Im Spanien steigt die Zahl der Corona-Infektionen wieder. Trotzdem wird man hier vermutlich in diesem Sommer entspannt Urlaub machen können. Woran das liegt.

Korrespondenten: Martin Dahms (mda)

Madrid - Halb Deutschland will auf die Insel“, schreibt die Mallorca-Zeitung am Donnerstagabend. Die Insel: Das ist natürlich Mallorca, ein Katzensprung von Deutschland entfernt. Die Lufthansa schickt jetzt von Frankfurt Jumbojets und von München die großen A 350 dorthin, weil eben halb Deutschland auf die Insel will. Die Reiselust überwiegt die Reisebedenken.

 

Ganz zurecht wahrscheinlich. „In unseren Krankenhäusern herrscht Ruhe“, sagt Francina Armengol. Die Balearenpräsidentin gehörte monatelang zu den ausgesprochen vorsichtigen Regionalpolitikern in Spanien, die Beschränkungen waren hier lange Zeit schärfer als im Rest des Landes. Aber jetzt ist mal gut, findet Armengol.

Lesen Sie aus dem Plus-Angebot: Schüler rebellieren gegen Quarantäne auf Mallorca

Die Ansteckung junger Leute sorge zurzeit – auf den Balearen und in ganz Spanien – für eine steigende Inzidenz. „Sind deswegen die Krankenhäuser überfüllt?“, fragte sich die sozialistische Regionalpräsidentin am Donnerstag. „Nicht im Geringsten.“ Ein Blick auf die Zahlen der vergangenen zwei Wochen bestätigt ihren Eindruck: Die gesamtspanische Sieben-Tage-Inzidenz ist seit ihrem Tiefststand am Montag vergangener Woche bis zu diesem Donnerstag von 42,13 auf 82,35 geklettert, die der Balearen von 19,8 auf 80,75. Das ist keine schöne Entwicklung. Wer die Pandemiewellen an der Inzidenz bemisst, stellt fest: Spanien erlebt gerade den Beginn der fünften Welle.

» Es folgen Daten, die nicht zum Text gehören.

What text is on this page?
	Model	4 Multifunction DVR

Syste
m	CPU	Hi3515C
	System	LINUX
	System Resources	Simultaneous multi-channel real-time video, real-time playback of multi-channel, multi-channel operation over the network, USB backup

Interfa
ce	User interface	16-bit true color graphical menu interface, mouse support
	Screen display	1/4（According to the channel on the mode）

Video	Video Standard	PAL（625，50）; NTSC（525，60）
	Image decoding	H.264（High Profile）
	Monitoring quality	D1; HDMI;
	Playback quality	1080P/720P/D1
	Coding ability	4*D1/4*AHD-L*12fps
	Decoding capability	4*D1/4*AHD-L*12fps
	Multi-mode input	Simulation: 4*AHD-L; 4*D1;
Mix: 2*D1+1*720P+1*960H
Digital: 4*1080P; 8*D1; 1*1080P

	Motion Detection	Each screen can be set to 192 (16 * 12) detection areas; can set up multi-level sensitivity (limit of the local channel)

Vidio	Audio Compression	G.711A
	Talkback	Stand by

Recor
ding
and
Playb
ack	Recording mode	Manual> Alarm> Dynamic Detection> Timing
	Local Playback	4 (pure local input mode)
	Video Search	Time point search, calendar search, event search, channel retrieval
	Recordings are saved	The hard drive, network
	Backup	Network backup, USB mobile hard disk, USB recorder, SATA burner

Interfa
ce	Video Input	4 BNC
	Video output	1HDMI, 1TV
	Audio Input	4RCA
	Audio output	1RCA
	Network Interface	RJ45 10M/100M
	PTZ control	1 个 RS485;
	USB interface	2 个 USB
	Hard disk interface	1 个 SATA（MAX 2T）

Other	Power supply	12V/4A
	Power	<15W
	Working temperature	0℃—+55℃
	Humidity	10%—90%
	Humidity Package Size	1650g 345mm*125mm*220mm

Mehr Infizierte, aber viel weniger Patienten im Krankenhaus

Weil sich in den vergangenen zwei Wochen aber vor allem junge Leute angesteckt haben, denen das Virus gewöhnlich weniger antut als älteren, leeren sich zugleich die spanischen Krankenhäuser von Covid-Patienten. Am vergangenen Wochenende gab es einen kleinen Hügel, aber die Tendenz ist soweit eindeutig: Am Freitag vor zwei Wochen lagen noch 2856 Covid-Patienten in einem Krankenhausbett, 793 davon auf der Intensivstation. An diesem Donnerstag waren es 2357 Patienten, davon 584 in der Intensivpflege: Somit sind gut 1,9 Prozent sämtlicher Betten und knapp 6,4 Prozent der Intensivbetten mit Covid-Patienten belegt. Spaniens Gesundheitssystem ist sehr weit weg vom Kollaps, so wie es ihn im Frühjahr vergangenen Jahres erlebte.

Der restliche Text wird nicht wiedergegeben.